What local authors read when lights go out
Hurricanes aren’t all bad. They replenish dunes, clear out dead wood to make way for new growth and provide game-changing photo opportunities for politicians.
And if the power has to go out, look on the bright side of the dark side: At least we have time to read.
“It’s such a luxury these days for me to be able to sink into a book,” says Lisa Roney, author of “Sweet Invisible Body: Reflections on a Life With Diabetes.” The University of Central Florida professor’s reading time is taken by student papers and submissions to the school’s Florida Review literary magazine.
Like all aspects of a hurricane, one must approach the end of regularly scheduled entertainment with a plan.
“My life is constant interruption,” says the Pennsylvania transplant, “so I always have a lot of books on my list that have been there for a while.

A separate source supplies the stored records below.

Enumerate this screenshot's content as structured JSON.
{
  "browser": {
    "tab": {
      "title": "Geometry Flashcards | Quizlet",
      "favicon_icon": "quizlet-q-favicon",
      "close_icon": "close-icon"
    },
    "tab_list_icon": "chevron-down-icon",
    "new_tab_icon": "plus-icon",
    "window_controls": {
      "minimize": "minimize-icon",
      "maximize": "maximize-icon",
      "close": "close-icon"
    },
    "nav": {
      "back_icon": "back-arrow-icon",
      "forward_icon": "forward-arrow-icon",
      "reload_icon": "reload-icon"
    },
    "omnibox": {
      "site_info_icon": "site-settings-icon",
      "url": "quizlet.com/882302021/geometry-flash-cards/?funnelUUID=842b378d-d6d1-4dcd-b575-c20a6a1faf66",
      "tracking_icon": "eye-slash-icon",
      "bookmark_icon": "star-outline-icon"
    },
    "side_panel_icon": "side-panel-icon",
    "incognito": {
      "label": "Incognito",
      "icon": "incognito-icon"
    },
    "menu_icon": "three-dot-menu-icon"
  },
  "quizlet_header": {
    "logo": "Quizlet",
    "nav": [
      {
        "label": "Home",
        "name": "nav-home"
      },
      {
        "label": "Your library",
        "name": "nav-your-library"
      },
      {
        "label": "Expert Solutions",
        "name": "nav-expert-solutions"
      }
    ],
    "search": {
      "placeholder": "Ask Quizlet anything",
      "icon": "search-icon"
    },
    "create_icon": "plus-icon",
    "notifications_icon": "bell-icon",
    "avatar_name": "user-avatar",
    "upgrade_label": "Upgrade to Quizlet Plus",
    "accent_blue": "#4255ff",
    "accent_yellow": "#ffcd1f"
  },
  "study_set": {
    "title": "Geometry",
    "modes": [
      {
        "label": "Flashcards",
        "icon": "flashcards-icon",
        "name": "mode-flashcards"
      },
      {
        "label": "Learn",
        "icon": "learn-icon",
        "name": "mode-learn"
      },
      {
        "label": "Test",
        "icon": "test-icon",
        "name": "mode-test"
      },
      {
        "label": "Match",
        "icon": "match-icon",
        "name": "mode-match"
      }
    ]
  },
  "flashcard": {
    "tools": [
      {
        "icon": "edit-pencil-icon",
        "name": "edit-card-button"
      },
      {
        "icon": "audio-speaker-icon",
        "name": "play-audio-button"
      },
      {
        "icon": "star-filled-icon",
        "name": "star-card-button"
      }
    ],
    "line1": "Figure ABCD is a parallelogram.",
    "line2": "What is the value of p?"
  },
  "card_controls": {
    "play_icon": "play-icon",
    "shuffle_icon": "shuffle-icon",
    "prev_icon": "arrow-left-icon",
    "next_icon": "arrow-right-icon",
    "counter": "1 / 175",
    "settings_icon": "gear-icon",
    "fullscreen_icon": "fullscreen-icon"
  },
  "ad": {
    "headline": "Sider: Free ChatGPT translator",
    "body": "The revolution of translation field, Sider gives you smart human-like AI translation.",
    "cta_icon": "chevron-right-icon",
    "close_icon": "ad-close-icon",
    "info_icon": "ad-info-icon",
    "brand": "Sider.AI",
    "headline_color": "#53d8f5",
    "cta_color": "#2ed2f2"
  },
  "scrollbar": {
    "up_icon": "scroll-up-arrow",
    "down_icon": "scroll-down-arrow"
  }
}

Like a sick day, badweather days allow me to get to those.”
To help one “feel more Floridian,” Roney offers: “How Small, Confronting Morning” by Lola Haskins; Jennine Capo Crucet’s “Making Your Home Among Strangers;” and “Other Orlandos,” a recent anthology from local publisher Burrow Press.
I’d throw in Patrick Smith’s classic “A Land Remembered,” but I might skip the section on the ’cane of 1928.
Former U.S. poet laureate Billy Collins is reading “The Handmaid’s Tale” and suggests that Margaret Atwood’s dystopian novel or something similar would be helpful for calming storm-induced anxiety. “It might be good to read about something that’s worse than a hurricane,” says the Winter Park resident.
If you’re hunkering with friends and you still don’t think you’d be able to finish a game of Risk, both writers suggest sharing poetry. Collins offers dipping into the works of John Ashbery, who won a Pulitzer Prize for the collection “SelfPortrait in a Convex Mirror” in 1976. “Even though you might not understand it, the perplexity might at least distract you,” says Collins.
So with some concerts and theater shows canceled and a busy season of storms ahead, reading is one way to keep some culture when the A/C vanishes. Me? I’ve got a three-month comic-book backlog and a collection of ghost stories just begging for some candlelight.